Renault-Flins (Yvelines) : Travailler plus pour gagner moins13/01/20102010Journal/medias/journalnumero/images/2010/01/une2163.jpg.445x577_q85_box-0%2C104%2C1383%2C1896_crop_detail.jpg

Dans les entreprises

Renault-Flins (Yvelines) : Travailler plus pour gagner moins

À Renault Flins, au fil des années, on travaille de plus en plus. On peut dire que, depuis que l'on est passé aux 35 heures, le temps de travail effectif - celui pendant lequel on produit - n'a cessé d'augmenter.

2009 a été le bouquet ! Alors que Renault, comme les autres constructeurs automobiles, ne cessait de pleurer sur son sort pour obtenir des subventions gouvernementales, à Flins l'horaire de travail a explosé.

Cela a été d'abord, chaque jour, 10 minutes de travail en plus par équipe par rapport au précédent horaire, qui était déjà le plus long de tous ceux que compte la panoplie de l'accord sur la « variabilité ». Cela veut dire une journée de 7 heures 50 auxquelles il faut ajouter les 40 minutes de temps de repas que la direction, elle, a décidé de sortir du calcul du temps de travail, mais qui en réalité en font partie ! Cela fait un total de 8 h 30, cinq fois par semaine, soit 42 h 30.

À cela s'ajoutent depuis quelque temps des samedis travaillés obligatoires.
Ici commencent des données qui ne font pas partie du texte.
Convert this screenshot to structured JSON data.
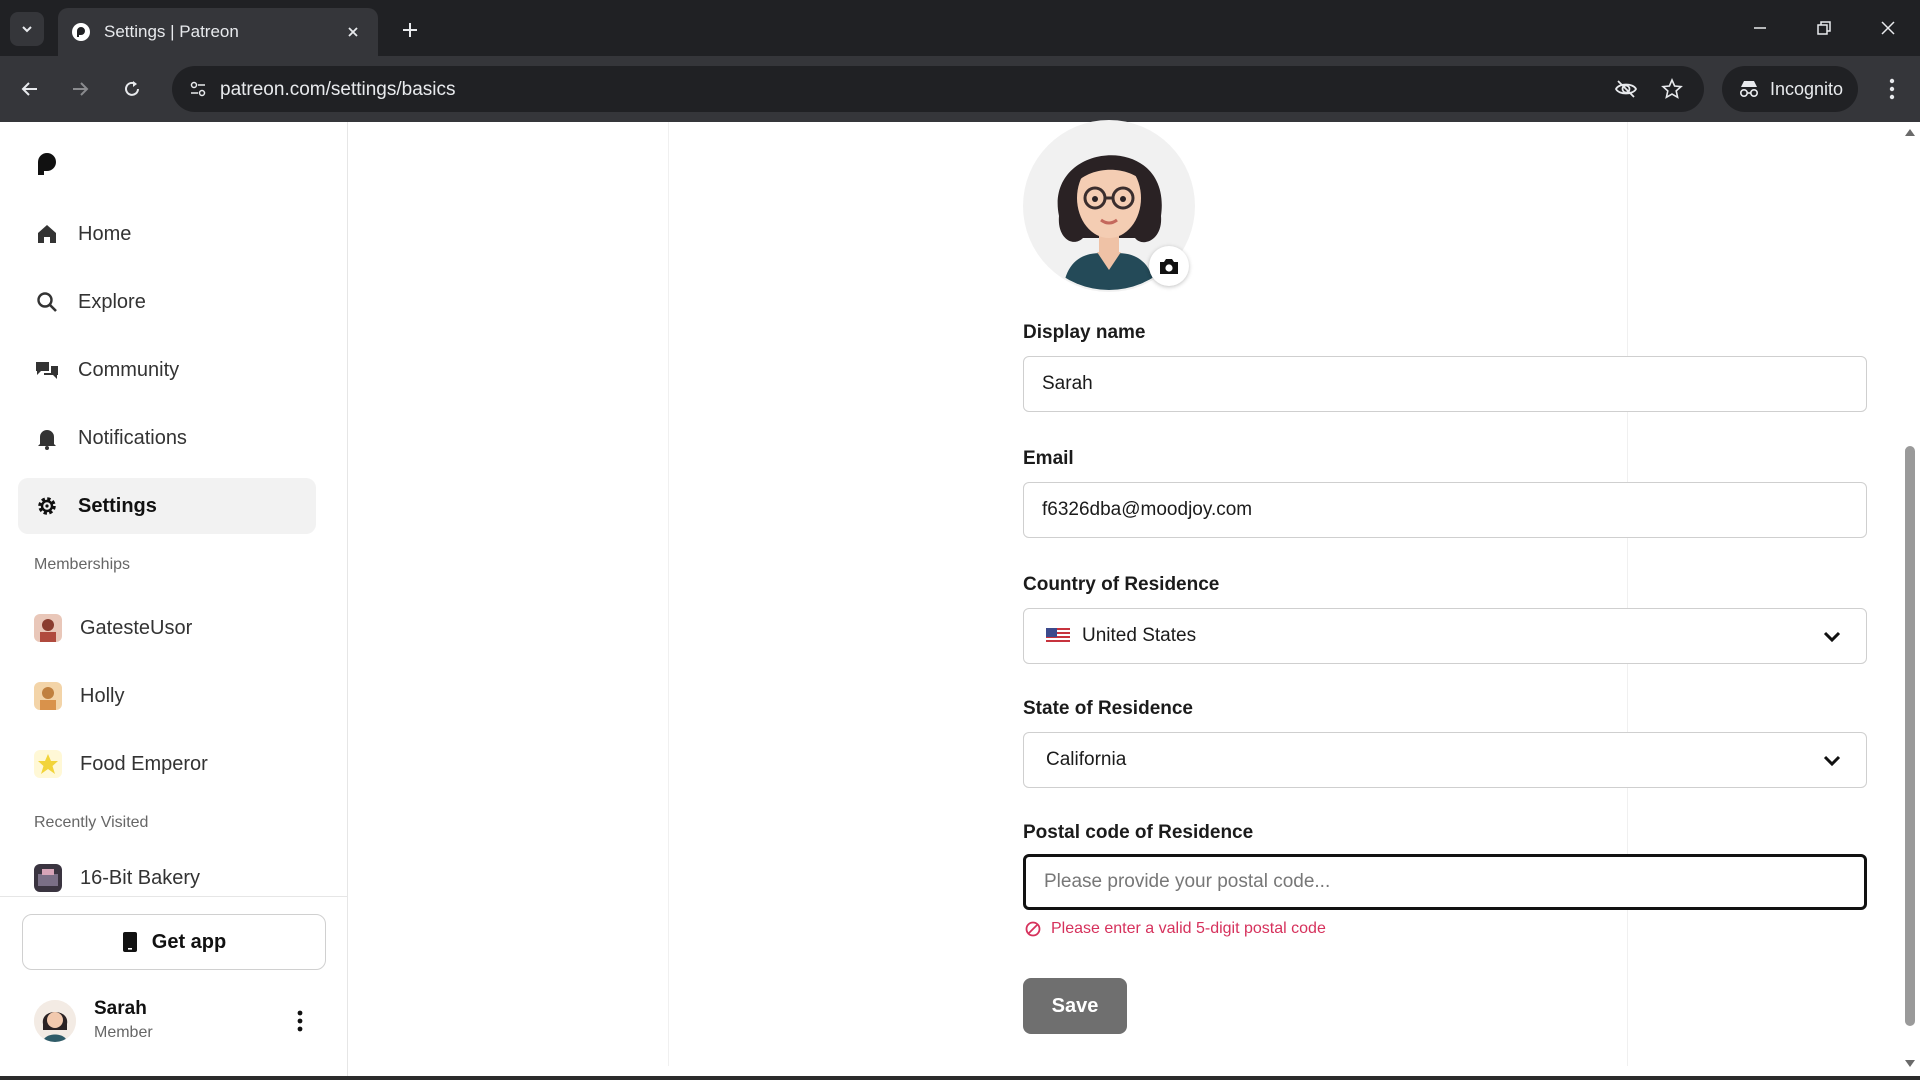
{
  "browser": {
    "tab_title": "Settings | Patreon",
    "url": "patreon.com/settings/basics",
    "incognito_label": "Incognito"
  },
  "sidebar": {
    "nav": [
      {
        "label": "Home",
        "icon": "home-icon"
      },
      {
        "label": "Explore",
        "icon": "search-icon"
      },
      {
        "label": "Community",
        "icon": "chat-bubbles-icon"
      },
      {
        "label": "Notifications",
        "icon": "bell-icon"
      },
      {
        "label": "Settings",
        "icon": "gear-icon",
        "active": true
      }
    ],
    "memberships_heading": "Memberships",
    "memberships": [
      {
        "label": "GatesteUsor"
      },
      {
        "label": "Holly"
      },
      {
        "label": "Food Emperor"
      }
    ],
    "recent_heading": "Recently Visited",
    "recent": [
      {
        "label": "16-Bit Bakery"
      }
    ],
    "get_app_label": "Get app",
    "user": {
      "name": "Sarah",
      "role": "Member"
    }
  },
  "form": {
    "display_name": {
      "label": "Display name",
      "value": "Sarah"
    },
    "email": {
      "label": "Email",
      "value": "f6326dba@moodjoy.com"
    },
    "country": {
      "label": "Country of Residence",
      "value": "United States"
    },
    "state": {
      "label": "State of Residence",
      "value": "California"
    },
    "postal": {
      "label": "Postal code of Residence",
      "placeholder": "Please provide your postal code...",
      "value": ""
    },
    "error": "Please enter a valid 5-digit postal code",
    "save_label": "Save"
  },
  "colors": {
    "error": "#d6315c",
    "save_button": "#6f6f6f",
    "chrome_dark": "#202124"
  }
}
Avec un samedi, on en arrive à une semaine de près de 50 heures.

Dernière mesure en date, la direction a proposé une dérogation, acceptée par certains syndicats, pour prolonger l'horaire le plus long au-delà de ce qui était initialement prévu.
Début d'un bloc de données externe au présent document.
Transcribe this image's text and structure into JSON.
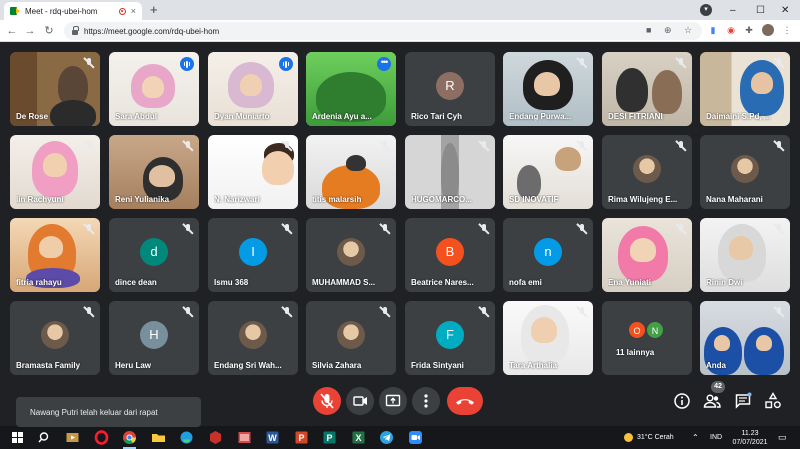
{
  "browser": {
    "tab_title": "Meet - rdq-ubei-hom",
    "new_tab": "+",
    "tab_close": "×",
    "url": "https://meet.google.com/rdq-ubei-hom",
    "window_buttons": {
      "minimize": "–",
      "maximize": "☐",
      "close": "✕"
    }
  },
  "participants": [
    {
      "name": "De Rose",
      "type": "video",
      "mic": "off",
      "scene": "bookshelf"
    },
    {
      "name": "Sara Abdul",
      "type": "video",
      "mic": "speaking",
      "scene": "hijab-pink"
    },
    {
      "name": "Dyan Muniarto",
      "type": "video",
      "mic": "speaking",
      "scene": "hijab-light"
    },
    {
      "name": "Ardenia Ayu a...",
      "type": "video",
      "mic": "more",
      "scene": "green",
      "active": true
    },
    {
      "name": "Rico Tari Cyh",
      "type": "avatar",
      "initial": "R",
      "color": "#8d6e63",
      "mic": "none"
    },
    {
      "name": "Endang Purwa...",
      "type": "video",
      "mic": "off",
      "scene": "hijab-black"
    },
    {
      "name": "DESI FITRIANI",
      "type": "video",
      "mic": "off",
      "scene": "duo"
    },
    {
      "name": "Daimaini S.Pd, ...",
      "type": "video",
      "mic": "off",
      "scene": "shelf-blue"
    },
    {
      "name": "Iin Rachyuni",
      "type": "video",
      "mic": "off",
      "scene": "hijab-pink2"
    },
    {
      "name": "Reni Yulianika",
      "type": "video",
      "mic": "off",
      "scene": "room-warm"
    },
    {
      "name": "N. Narizwari",
      "type": "video",
      "mic": "off",
      "scene": "child"
    },
    {
      "name": "titis malarsih",
      "type": "video",
      "mic": "off",
      "scene": "orange"
    },
    {
      "name": "HUGOMARCO...",
      "type": "video",
      "mic": "off",
      "scene": "door"
    },
    {
      "name": "SD INOVATIF",
      "type": "video",
      "mic": "off",
      "scene": "room-white"
    },
    {
      "name": "Rima Wilujeng E...",
      "type": "photo",
      "mic": "off"
    },
    {
      "name": "Nana Maharani",
      "type": "photo",
      "mic": "off"
    },
    {
      "name": "fitria rahayu",
      "type": "video",
      "mic": "off",
      "scene": "hijab-orange"
    },
    {
      "name": "dince dean",
      "type": "avatar",
      "initial": "d",
      "color": "#00897b",
      "mic": "off"
    },
    {
      "name": "Ismu 368",
      "type": "avatar",
      "initial": "I",
      "color": "#039be5",
      "mic": "off"
    },
    {
      "name": "MUHAMMAD S...",
      "type": "photo",
      "mic": "off"
    },
    {
      "name": "Beatrice Nares...",
      "type": "avatar",
      "initial": "B",
      "color": "#f4511e",
      "mic": "off"
    },
    {
      "name": "nofa emi",
      "type": "avatar",
      "initial": "n",
      "color": "#039be5",
      "mic": "off"
    },
    {
      "name": "Ena Yuniati",
      "type": "video",
      "mic": "off",
      "scene": "hijab-pink3"
    },
    {
      "name": "Rinin Dwi",
      "type": "video",
      "mic": "off",
      "scene": "hijab-white"
    },
    {
      "name": "Bramasta Family",
      "type": "photo",
      "mic": "off"
    },
    {
      "name": "Heru Law",
      "type": "avatar",
      "initial": "H",
      "color": "#78909c",
      "mic": "off"
    },
    {
      "name": "Endang Sri Wah...",
      "type": "photo",
      "mic": "off"
    },
    {
      "name": "Silvia Zahara",
      "type": "photo",
      "mic": "off"
    },
    {
      "name": "Frida Sintyani",
      "type": "avatar",
      "initial": "F",
      "color": "#00acc1",
      "mic": "off"
    },
    {
      "name": "Tara Arthalia",
      "type": "video",
      "mic": "off",
      "scene": "hijab-white2"
    },
    {
      "name": "11 lainnya",
      "type": "others",
      "initials": [
        "O",
        "N"
      ],
      "colors": [
        "#f4511e",
        "#43a047"
      ],
      "mic": "none"
    },
    {
      "name": "Anda",
      "type": "video",
      "mic": "off",
      "scene": "self"
    }
  ],
  "controls": {
    "people_count": "42",
    "toast": "Nawang Putri telah keluar dari rapat"
  },
  "taskbar": {
    "weather": "31°C Cerah",
    "language": "IND",
    "time": "11.23",
    "date": "07/07/2021"
  }
}
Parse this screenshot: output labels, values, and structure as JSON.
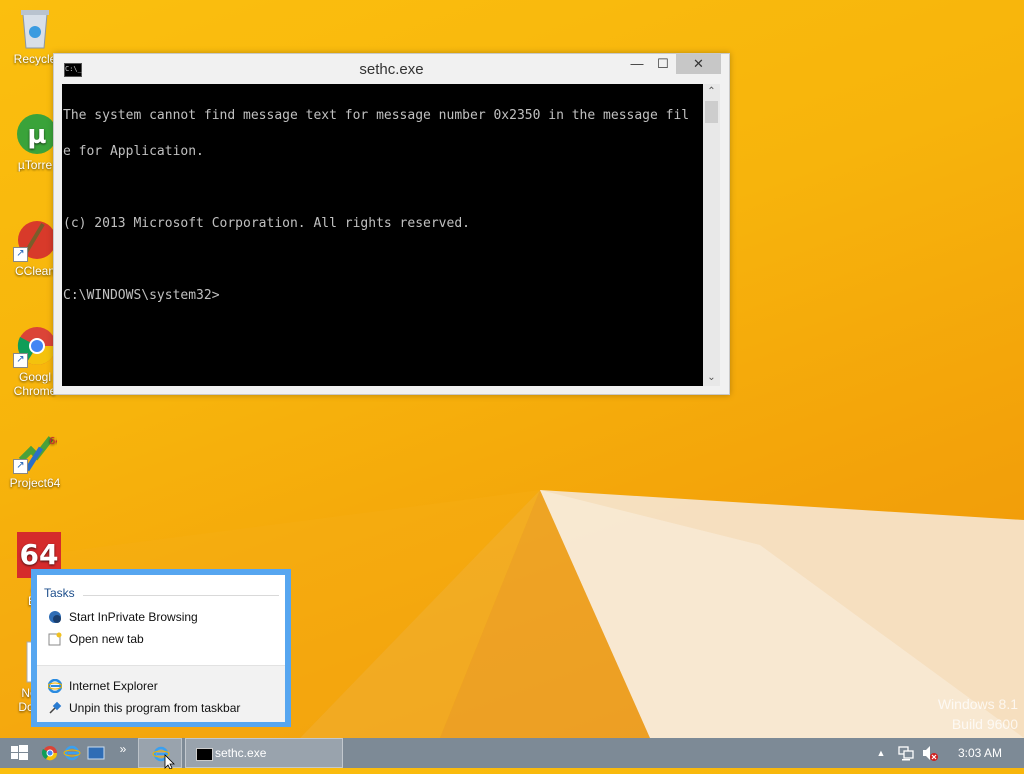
{
  "desktop": {
    "icons": [
      {
        "label": "Recycle",
        "icon": "recycle-bin-icon"
      },
      {
        "label": "µTorre",
        "icon": "utorrent-icon"
      },
      {
        "label": "CClean",
        "icon": "ccleaner-icon"
      },
      {
        "label": "Googl",
        "label2": "Chrome",
        "icon": "chrome-icon"
      },
      {
        "label": "Project64",
        "icon": "project64-icon"
      },
      {
        "label": "A",
        "label2": "Ex",
        "icon": "aida64-icon"
      },
      {
        "label": "Ne",
        "label2": "Doc",
        "icon": "document-icon"
      }
    ],
    "watermark": {
      "line1": "Windows 8.1",
      "line2": "Build 9600"
    }
  },
  "console_window": {
    "title": "sethc.exe",
    "icon_text": "C:\\_",
    "controls": {
      "minimize": "—",
      "maximize": "☐",
      "close": "✕"
    },
    "lines": [
      "The system cannot find message text for message number 0x2350 in the message fil",
      "e for Application.",
      "",
      "(c) 2013 Microsoft Corporation. All rights reserved.",
      "",
      "C:\\WINDOWS\\system32>"
    ]
  },
  "jump_list": {
    "header": "Tasks",
    "tasks": [
      {
        "label": "Start InPrivate Browsing",
        "icon": "inprivate-icon"
      },
      {
        "label": "Open new tab",
        "icon": "new-tab-icon"
      }
    ],
    "program": {
      "label": "Internet Explorer",
      "icon": "internet-explorer-icon"
    },
    "unpin": {
      "label": "Unpin this program from taskbar",
      "icon": "unpin-icon"
    }
  },
  "taskbar": {
    "chevron": "»",
    "active_window": "sethc.exe",
    "tray_arrow": "▲",
    "clock": "3:03 AM"
  },
  "colors": {
    "accent": "#56a6f0",
    "taskbar": "#7d8a96",
    "desktop": "#f7b40c"
  }
}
Quant aux congés, ils ont diminué par rapport à 2008 : il n'y a pas eu de semaine de congé à la Toussaint et les quatre jours de congés entre les fêtes de fin d'année représentaient moitié moins que d'habitude.
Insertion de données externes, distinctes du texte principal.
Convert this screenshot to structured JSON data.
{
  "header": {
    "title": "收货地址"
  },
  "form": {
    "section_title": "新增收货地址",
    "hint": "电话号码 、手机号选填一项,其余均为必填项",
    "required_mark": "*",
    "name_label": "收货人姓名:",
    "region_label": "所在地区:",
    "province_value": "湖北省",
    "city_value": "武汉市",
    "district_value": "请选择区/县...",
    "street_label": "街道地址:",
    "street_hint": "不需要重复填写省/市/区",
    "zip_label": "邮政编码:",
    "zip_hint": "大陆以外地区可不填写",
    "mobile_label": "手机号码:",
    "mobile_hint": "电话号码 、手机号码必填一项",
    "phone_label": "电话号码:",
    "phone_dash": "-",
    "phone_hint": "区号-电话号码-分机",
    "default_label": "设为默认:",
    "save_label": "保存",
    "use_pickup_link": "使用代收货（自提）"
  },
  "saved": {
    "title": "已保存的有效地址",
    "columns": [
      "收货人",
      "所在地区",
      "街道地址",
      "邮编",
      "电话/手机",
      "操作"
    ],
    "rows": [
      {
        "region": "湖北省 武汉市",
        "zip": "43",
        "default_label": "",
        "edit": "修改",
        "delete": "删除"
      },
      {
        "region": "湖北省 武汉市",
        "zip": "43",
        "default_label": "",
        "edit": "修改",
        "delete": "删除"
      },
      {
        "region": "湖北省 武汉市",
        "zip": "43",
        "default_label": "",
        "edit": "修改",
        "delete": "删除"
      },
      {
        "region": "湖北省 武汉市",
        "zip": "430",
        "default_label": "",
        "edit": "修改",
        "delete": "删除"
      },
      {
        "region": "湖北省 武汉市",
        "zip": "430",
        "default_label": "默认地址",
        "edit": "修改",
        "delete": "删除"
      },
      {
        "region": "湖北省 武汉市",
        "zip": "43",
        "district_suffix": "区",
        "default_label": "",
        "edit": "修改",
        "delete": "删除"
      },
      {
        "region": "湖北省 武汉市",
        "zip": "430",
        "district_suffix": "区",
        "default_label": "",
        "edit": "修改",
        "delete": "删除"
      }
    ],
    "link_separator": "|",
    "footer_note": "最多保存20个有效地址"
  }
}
Le pire, c'est qu'en 2009, en ayant travaillé beaucoup plus longtemps, les travailleurs ont perdu de l'argent, 2 500 euros au minimum, suivant les catégories professionnelles, en raison de l'effondrement des diverses primes d'intéressement, de productivité, etc. Cela représente, pour les plus jeunes, une perte de deux mois de salaire et pour les autres un mois et demi.

Temps de travail en hausse, salaires en baisse : les patrons ont parfaitement compris le vrai sens du slogan gouvernemental.